(2èmeépisode) : La guérison du mourant.
Nous avons fait récemment la connaissance de Laramée, cet ancien soldat démobilisé et celle de son compagnon de route dont nous ne connaissons pas vraiment l’identité. Les deux compères avaient décidé de faire la route de concert. Comme le compagnon de Laramée était quelque peu sorcier, sinon plus – nous n’en savons rien – il avait commencé par un miracle : Il avait fait la récolte d’un champ de mapinm pour venir en aide à des gens car la pluie arrivait qui risquait de réduire leur récolte à néant.
Il y avait une fois un monsieur Le Foie qui mangea son foie avec un grain de sel.
Nos deux compères avaient donc repris leur route. Ils marchaient et marchaient encore, qu’il pleuve, que le soleil brille ou qu’il vente. On aurait dit que rien ne pouvait les arrêter. Laramée trouvait cela un peu étrange, mais vous savez, quand on a fait l’armée, il n’y a plus grand chose qui puisse vraiment vous étonner. Il pensait seulement que son compagnon devait savoir où il allait. Et pour l’heure il voyait bien que celui-ci continuait à avancer.
À force de marcher ils finirent par arriver près d’une maison : certes ce n’était pas le palais d’un roi, mais c’était assurément la maison d’une famille qui avait quelques moyens. De cette maison parvenaient des pleurs et des lamentations. C’était à vous fendre le cœur ! Les deux compères se demandaient ce qui avait pu se passer pour que ces gens soient si malheureux. C’est alors qu’ils aperçurent un homme qui donnait l’impression d’être raisonnable, un homme solide, avec qui on pouvait discuter, alors qu’il n’était pas question de parler aux autres qui semblaient être dans le brouillard et, disons le tout net, qu’ils avaient apparemment perdu la raison.
Le compagnon de Laramée s’adressa à cet homme : « Monsieur je vois bien que vous êtes tous accablés de chagrin. Que s’est-il donc passé ? » L’homme répondit alors : « Notre papa va bientôt mourir. Une affreuse maladie est sur le point de l’emporter dans l’au-delà. Il râle déjà ! » Le compagnon de Laramée dit alors : « Je veux bien essayer de guérir votre père étant donné que je possède un don ! »…
Qui ne sait qu’en pareille situation l’on est prêt à faire confiance au premier venu ? L’homme lui donna donc son accord…
Kriké, monsieur, kraké madame, le coton (1) de maïs coule et la pierre flotte !
L’homme conduisit nos amis dans une chambre où un vieillard attendait sa dernière heure. Le compagnon de Laramée demanda alors qu’on lui apporte un tonneau, une hache, du sel et de l’eau et prévint l’assistance qu’il ne fallait pas l’interrompre dans son intervention, qui risquerait alors de ne pas réussir. Il ordonna ensuite à Laramée de couper le malade en morceaux, de placer ceux-ci dans le tonneau, d’y ajouter du sel, une bonne quantité d’eau et de reclouer le couvercle.
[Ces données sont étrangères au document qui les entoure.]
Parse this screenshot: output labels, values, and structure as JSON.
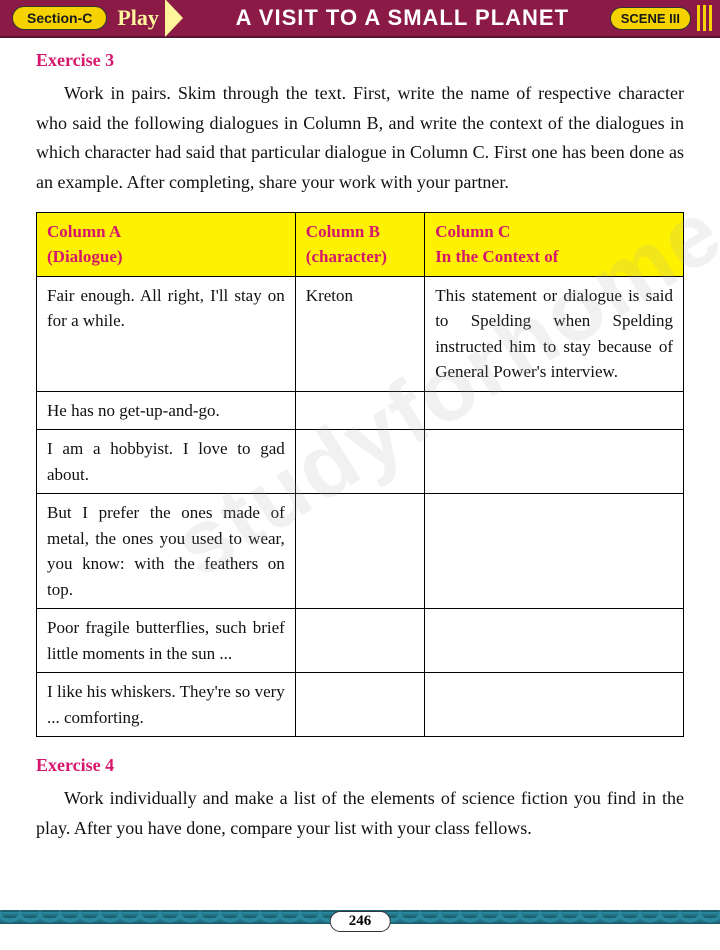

La famille commençait à être tracassée… Quoi de plus normal ? Laramée, lui, cherchait du regard une sortie propice à la fuite au cas où l’opération raterait. Son compagnon signifia à l’assistance de se taire, fit quelques gestes cabalistiques et ordonna à Laramée de déclouer le couvercle du tonneau.
Et voilà qu’un homme, jeune, costaud, en bonne santé et j’en passe, sortit du tonneau, reprit la place de chef, car il était effectivement le chef de famille.
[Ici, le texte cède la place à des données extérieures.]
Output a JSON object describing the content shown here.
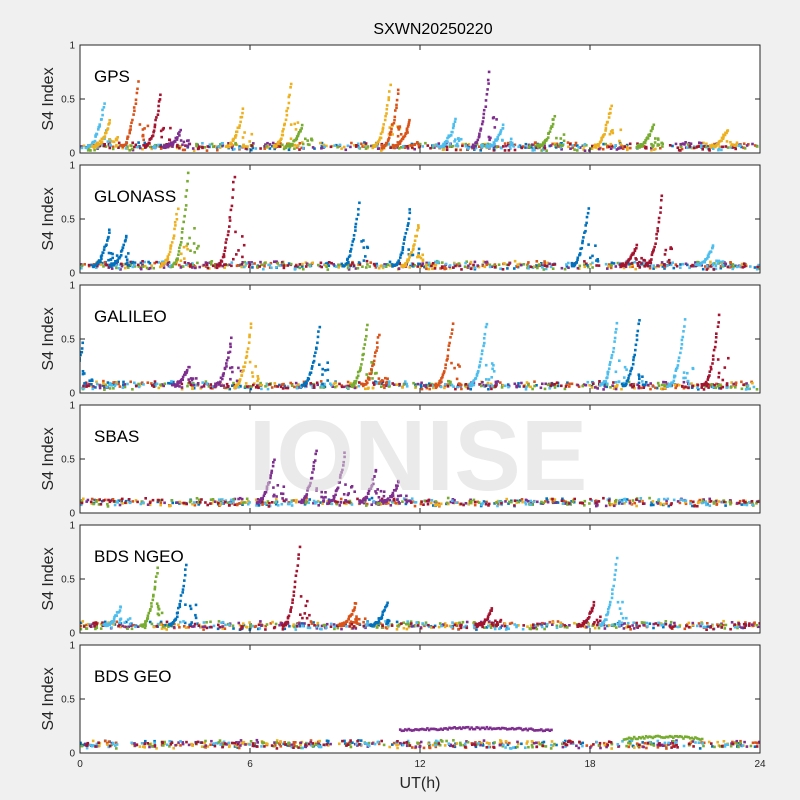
{
  "chart_data": {
    "type": "scatter",
    "title": "SXWN20250220",
    "xlabel": "UT(h)",
    "xlim": [
      0,
      24
    ],
    "x_ticks": [
      "0",
      "6",
      "12",
      "18",
      "24"
    ],
    "watermark": "IONISE",
    "series_colors": [
      "#0072BD",
      "#D95319",
      "#EDB120",
      "#7E2F8E",
      "#77AC30",
      "#4DBEEE",
      "#A2142F"
    ],
    "panels": [
      {
        "label": "GPS",
        "ylabel": "S4 Index",
        "ylim": [
          0,
          1
        ],
        "y_ticks": [
          "0",
          "0.5",
          "1"
        ],
        "baseline": 0.06,
        "spikes": [
          {
            "x": 0.8,
            "peak": 0.45,
            "color": 5
          },
          {
            "x": 1.0,
            "peak": 0.3,
            "color": 2
          },
          {
            "x": 2.0,
            "peak": 0.65,
            "color": 1
          },
          {
            "x": 2.8,
            "peak": 0.55,
            "color": 6
          },
          {
            "x": 3.5,
            "peak": 0.2,
            "color": 3
          },
          {
            "x": 5.7,
            "peak": 0.4,
            "color": 2
          },
          {
            "x": 7.4,
            "peak": 0.65,
            "color": 2
          },
          {
            "x": 7.8,
            "peak": 0.25,
            "color": 4
          },
          {
            "x": 10.9,
            "peak": 0.62,
            "color": 2
          },
          {
            "x": 11.2,
            "peak": 0.58,
            "color": 1
          },
          {
            "x": 11.6,
            "peak": 0.3,
            "color": 1
          },
          {
            "x": 13.2,
            "peak": 0.3,
            "color": 5
          },
          {
            "x": 14.4,
            "peak": 0.75,
            "color": 3
          },
          {
            "x": 14.9,
            "peak": 0.25,
            "color": 5
          },
          {
            "x": 16.7,
            "peak": 0.35,
            "color": 4
          },
          {
            "x": 18.7,
            "peak": 0.45,
            "color": 2
          },
          {
            "x": 20.2,
            "peak": 0.25,
            "color": 4
          },
          {
            "x": 22.8,
            "peak": 0.22,
            "color": 2
          }
        ]
      },
      {
        "label": "GLONASS",
        "ylabel": "S4 Index",
        "ylim": [
          0,
          1
        ],
        "y_ticks": [
          "0",
          "0.5",
          "1"
        ],
        "baseline": 0.07,
        "spikes": [
          {
            "x": 1.0,
            "peak": 0.4,
            "color": 0
          },
          {
            "x": 1.6,
            "peak": 0.35,
            "color": 0
          },
          {
            "x": 3.4,
            "peak": 0.6,
            "color": 2
          },
          {
            "x": 3.8,
            "peak": 1.0,
            "color": 4
          },
          {
            "x": 5.4,
            "peak": 0.9,
            "color": 6
          },
          {
            "x": 9.8,
            "peak": 0.65,
            "color": 0
          },
          {
            "x": 11.6,
            "peak": 0.6,
            "color": 0
          },
          {
            "x": 11.9,
            "peak": 0.45,
            "color": 2
          },
          {
            "x": 17.9,
            "peak": 0.6,
            "color": 0
          },
          {
            "x": 19.6,
            "peak": 0.25,
            "color": 6
          },
          {
            "x": 20.5,
            "peak": 0.72,
            "color": 6
          },
          {
            "x": 22.3,
            "peak": 0.25,
            "color": 5
          }
        ]
      },
      {
        "label": "GALILEO",
        "ylabel": "S4 Index",
        "ylim": [
          0,
          1
        ],
        "y_ticks": [
          "0",
          "0.5",
          "1"
        ],
        "baseline": 0.07,
        "spikes": [
          {
            "x": 0.05,
            "peak": 0.45,
            "color": 0
          },
          {
            "x": 3.8,
            "peak": 0.25,
            "color": 3
          },
          {
            "x": 5.3,
            "peak": 0.5,
            "color": 3
          },
          {
            "x": 6.0,
            "peak": 0.65,
            "color": 2
          },
          {
            "x": 8.4,
            "peak": 0.6,
            "color": 0
          },
          {
            "x": 10.1,
            "peak": 0.62,
            "color": 4
          },
          {
            "x": 10.5,
            "peak": 0.55,
            "color": 1
          },
          {
            "x": 13.1,
            "peak": 0.65,
            "color": 1
          },
          {
            "x": 14.3,
            "peak": 0.65,
            "color": 5
          },
          {
            "x": 18.9,
            "peak": 0.65,
            "color": 5
          },
          {
            "x": 19.7,
            "peak": 0.68,
            "color": 0
          },
          {
            "x": 21.3,
            "peak": 0.68,
            "color": 5
          },
          {
            "x": 22.5,
            "peak": 0.72,
            "color": 6
          }
        ]
      },
      {
        "label": "SBAS",
        "ylabel": "S4 Index",
        "ylim": [
          0,
          1
        ],
        "y_ticks": [
          "0",
          "0.5",
          "1"
        ],
        "baseline": 0.1,
        "spikes": [
          {
            "x": 6.8,
            "peak": 0.5,
            "color": 3
          },
          {
            "x": 8.3,
            "peak": 0.58,
            "color": 3
          },
          {
            "x": 9.3,
            "peak": 0.55,
            "color": 3
          },
          {
            "x": 10.4,
            "peak": 0.4,
            "color": 3
          },
          {
            "x": 11.2,
            "peak": 0.3,
            "color": 3
          }
        ]
      },
      {
        "label": "BDS NGEO",
        "ylabel": "S4 Index",
        "ylim": [
          0,
          1
        ],
        "y_ticks": [
          "0",
          "0.5",
          "1"
        ],
        "baseline": 0.07,
        "spikes": [
          {
            "x": 1.4,
            "peak": 0.25,
            "color": 5
          },
          {
            "x": 2.7,
            "peak": 0.6,
            "color": 4
          },
          {
            "x": 3.7,
            "peak": 0.62,
            "color": 0
          },
          {
            "x": 7.7,
            "peak": 0.8,
            "color": 6
          },
          {
            "x": 9.7,
            "peak": 0.28,
            "color": 1
          },
          {
            "x": 10.8,
            "peak": 0.28,
            "color": 0
          },
          {
            "x": 14.5,
            "peak": 0.22,
            "color": 6
          },
          {
            "x": 18.1,
            "peak": 0.28,
            "color": 6
          },
          {
            "x": 18.9,
            "peak": 0.68,
            "color": 5
          }
        ]
      },
      {
        "label": "BDS GEO",
        "ylabel": "S4 Index",
        "ylim": [
          0,
          1
        ],
        "y_ticks": [
          "0",
          "0.5",
          "1"
        ],
        "baseline": 0.08,
        "arcs": [
          {
            "x0": 11.3,
            "x1": 16.7,
            "y": 0.21,
            "color": 3
          },
          {
            "x0": 19.2,
            "x1": 22.0,
            "y": 0.13,
            "color": 4
          }
        ],
        "spikes": []
      }
    ]
  }
}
Tous les assistants se réjouirent et demandèrent aux deux étrangers ce qu’on leur devait. Le compère de Laramée leur répondit alors : « Nous ne voulons pas être payés ; nous voulons seulement deux sous. Un sou pour moi et un sou pour Laramée ». Le sang de celui-ci ne fit qu’un tour. Il pensait, en effet, que c’était l’occasion ou jamais d’avoir une bonne somme et cet autre imbécile qui ne demandait que deux sous !…
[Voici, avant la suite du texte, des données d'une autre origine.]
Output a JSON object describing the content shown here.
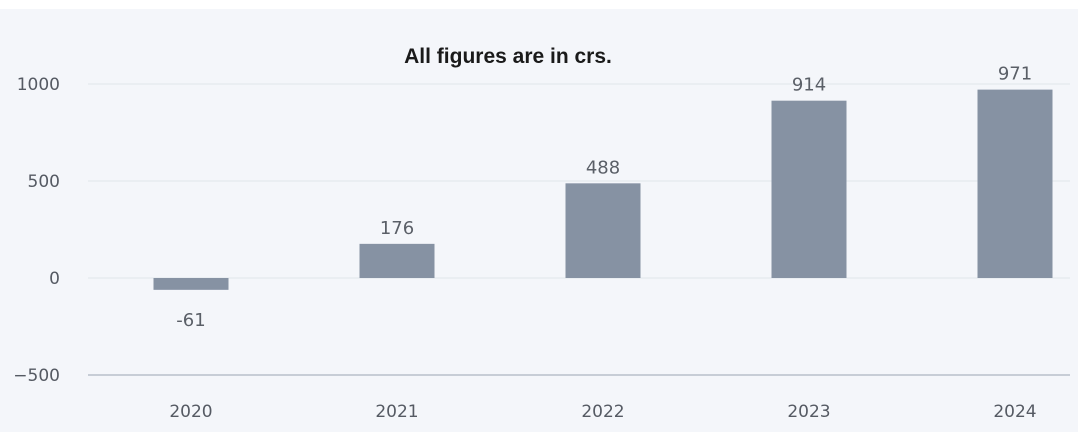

Une fois pour une bonne fois, Monsieur Le Foie mangea son foie avec un grain de sel. Si cette histoire n’est pas vraie, ce n’est pas de ma faute à moi !
À suivre…
Traduction DPR974.
Illustrations Huguette Payet.
Note :
1) En français : la rafle ; en créole : le « coton » de maïs, partie centrale de l’épi de maïs sur laquelle sont fixés les grains.